SOMERSET, Pa. — Drivers on the Pennsylvania Turnpike couldn’t help but notice when eight massive windmills popped up on a ridge in Somerset. The turbines at the Green Mountain Wind Energy Center could generate up to 10 megawatts of power and were among the first in Pennsylvania.
Wind energy ramped up aggressively in the early 2000s, helped in part by the Alternative Energy Portfolio Standards Act passed by the state legislature in 2004. It required power companies to produce an increasing amount of energy from renewable sources, like solar, wind and biofuels, with a target of 18% by 2021.
An unforeseen side effect of the requirements was that solar technology became significantly cheaper than the turbines first erected in the early 2000s. The wind power industry boom instead mostly moved to Great Plains states and coastal areas, where policies and conditions were more favorable.

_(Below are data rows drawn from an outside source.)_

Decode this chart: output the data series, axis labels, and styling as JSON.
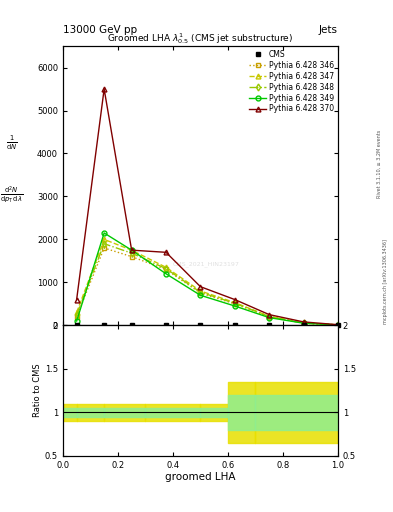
{
  "title_top": "13000 GeV pp",
  "title_right": "Jets",
  "plot_title": "Groomed LHA $\\lambda^{1}_{0.5}$ (CMS jet substructure)",
  "xlabel": "groomed LHA",
  "ylabel_lines": [
    "$\\frac{1}{\\mathrm{d}N}$",
    "$\\frac{\\mathrm{d}^2N}{\\mathrm{d}p_\\mathrm{T}\\,\\mathrm{d}\\lambda}$"
  ],
  "ylabel_ratio": "Ratio to CMS",
  "watermark": "CMS_2021_HIN23197",
  "right_label": "mcplots.cern.ch [arXiv:1306.3436]",
  "right_label2": "Rivet 3.1.10, ≥ 3.2M events",
  "x_vals": [
    0.05,
    0.15,
    0.25,
    0.375,
    0.5,
    0.625,
    0.75,
    0.875,
    1.0
  ],
  "cms_x": [
    0.05,
    0.15,
    0.25,
    0.375,
    0.5,
    0.625,
    0.75,
    0.875,
    1.0
  ],
  "p346_y": [
    200,
    1800,
    1600,
    1300,
    750,
    500,
    200,
    50,
    10
  ],
  "p347_y": [
    300,
    2000,
    1750,
    1350,
    800,
    530,
    210,
    55,
    12
  ],
  "p348_y": [
    250,
    1900,
    1680,
    1320,
    770,
    515,
    205,
    52,
    11
  ],
  "p349_y": [
    100,
    2150,
    1750,
    1200,
    700,
    450,
    180,
    50,
    10
  ],
  "p370_y": [
    600,
    5500,
    1750,
    1700,
    900,
    600,
    250,
    80,
    15
  ],
  "band_edges": [
    0.0,
    0.05,
    0.15,
    0.3,
    0.5,
    0.6,
    0.7,
    1.0
  ],
  "band_yellow_lo": [
    0.9,
    0.9,
    0.9,
    0.9,
    0.9,
    0.65,
    0.65
  ],
  "band_yellow_hi": [
    1.1,
    1.1,
    1.1,
    1.1,
    1.1,
    1.35,
    1.35
  ],
  "band_green_lo": [
    0.95,
    0.95,
    0.95,
    0.95,
    0.95,
    0.8,
    0.8
  ],
  "band_green_hi": [
    1.05,
    1.05,
    1.05,
    1.05,
    1.05,
    1.2,
    1.2
  ],
  "color_346": "#c8a000",
  "color_347": "#c8c800",
  "color_348": "#98c800",
  "color_349": "#00c800",
  "color_370": "#800000",
  "yticks": [
    0,
    1000,
    2000,
    3000,
    4000,
    5000,
    6000
  ],
  "ylim_main": [
    0,
    6500
  ],
  "ylim_ratio": [
    0.5,
    2.0
  ],
  "ratio_yticks": [
    0.5,
    1.0,
    1.5,
    2.0
  ],
  "xlim": [
    0.0,
    1.0
  ]
}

As a result, operators of Pennsylvania’s first wind farm, the Green Mountain Wind Energy Center, couldn’t justify the operating costs of the older turbines. Though they were intended to provide power for 20 years, technological improvements rendered the first eight turbines obsolete ahead of schedule.
The turbines were decommissioned in December 2015 and dismantled in 2016 after operator NextEra Energy Resources said they were no longer cost effective and were lacking a customer for the electricity. They were replaced with a battery storage facility.

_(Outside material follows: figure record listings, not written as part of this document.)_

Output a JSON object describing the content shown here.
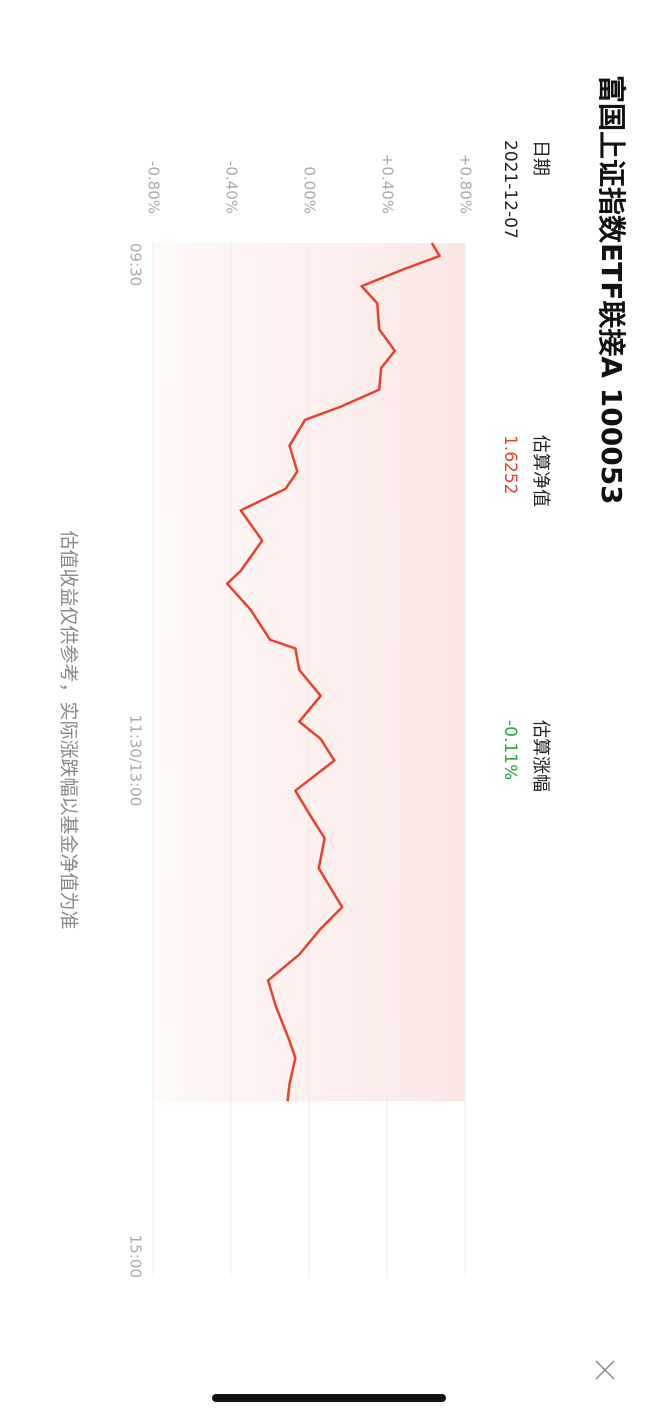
{
  "chart_data": {
    "type": "line",
    "title": "富国上证指数ETF联接A 100053",
    "info": [
      {
        "label": "日期",
        "value": "2021-12-07",
        "color": "#222222"
      },
      {
        "label": "估算净值",
        "value": "1.6252",
        "color": "#e8412f"
      },
      {
        "label": "估算涨幅",
        "value": "-0.11%",
        "color": "#2aa14a"
      }
    ],
    "x": [
      0,
      3,
      6,
      10,
      14,
      20,
      25,
      29,
      34,
      38,
      41,
      47,
      53,
      57,
      62,
      69,
      76,
      79,
      85,
      92,
      94,
      99,
      105,
      111,
      115,
      120,
      127,
      133,
      138,
      145,
      154,
      159,
      165,
      171,
      177,
      185,
      189,
      195,
      199
    ],
    "values": [
      0.63,
      0.67,
      0.49,
      0.27,
      0.35,
      0.36,
      0.44,
      0.37,
      0.36,
      0.16,
      -0.02,
      -0.1,
      -0.06,
      -0.12,
      -0.35,
      -0.24,
      -0.35,
      -0.42,
      -0.3,
      -0.2,
      -0.07,
      -0.05,
      0.06,
      -0.05,
      0.06,
      0.13,
      -0.07,
      0.01,
      0.08,
      0.05,
      0.17,
      0.06,
      -0.05,
      -0.21,
      -0.17,
      -0.1,
      -0.07,
      -0.1,
      -0.11
    ],
    "color": "#e8412f",
    "xlim": [
      0,
      240
    ],
    "xticks": [
      {
        "value": 0,
        "label": "09:30"
      },
      {
        "value": 120,
        "label": "11:30/13:00"
      },
      {
        "value": 240,
        "label": "15:00"
      }
    ],
    "ylim": [
      -0.8,
      0.8
    ],
    "yticks": [
      {
        "value": 0.8,
        "label": "+0.80%"
      },
      {
        "value": 0.4,
        "label": "+0.40%"
      },
      {
        "value": 0,
        "label": "0.00%"
      },
      {
        "value": -0.4,
        "label": "-0.40%"
      },
      {
        "value": -0.8,
        "label": "-0.80%"
      }
    ],
    "grid": true,
    "footnote": "估值收益仅供参考，实际涨跌幅以基金净值为准"
  }
}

The turbines were just the first in a rush to populate ridgelines and hilltops in the Somerset area.
Construction on the Somerset Wind Power Project started in June of 2001. The ridgeline’s elevation for the site ranged from 2,400 to 2,600 feet above sea level. The location just a half-mile from the turnpike made the Somerset project highly visible to travelers. Each turbine is 213 feet tall.
The yearly output of 25,000 megawatt-hours generated by the GE turbines at the Somerset Wind Farm was estimated to be enough to supply about 3,400 homes annually.
A similar but slightly larger wind farm with 10 turbines was built in parallel at Mill Run in Fayette County. The Mill Run Wind Power Project generated an additional 15 megawatts, bringing the combined output of both sites to 24 megawatts.
On the day of the Somerset Wind Farm’s dedication, the University of Pennsylvania, Penn State University, Philadelphia Suburban Water, Carnegie Mellon University and Giant Eagle Inc. all announced their commitment to purchase 75% of the combined 24-megawatts that both wind farms produced. It was the largest U.S. retail purchase of wind energy at that time.
The dedication was a featured part of Gov. Mark Schweiker’s proclaimed “Wind Energy Week.”
Other sites were improved with new turbines and additional projects were approved that pushed the total count of turbines in Somerset County to nearly 200, including 68 at the Twin Ridges Wind Farm alone, which opened in 2013.
The future of wind power in Pennsylvania has continued to struggle in the face of cheaper solar panel prices and public opposition to large wind farms. Some of the best potential locations have also been excluded by the Pennsylvania Game Commission, which issued a moratorium on wind development on game lands in 2018, despite the presence of more than 2,000 active oil and gas wells on state game lands.
Despite these headwinds, as of mid-2020 the state has 26 utility scale wind farms.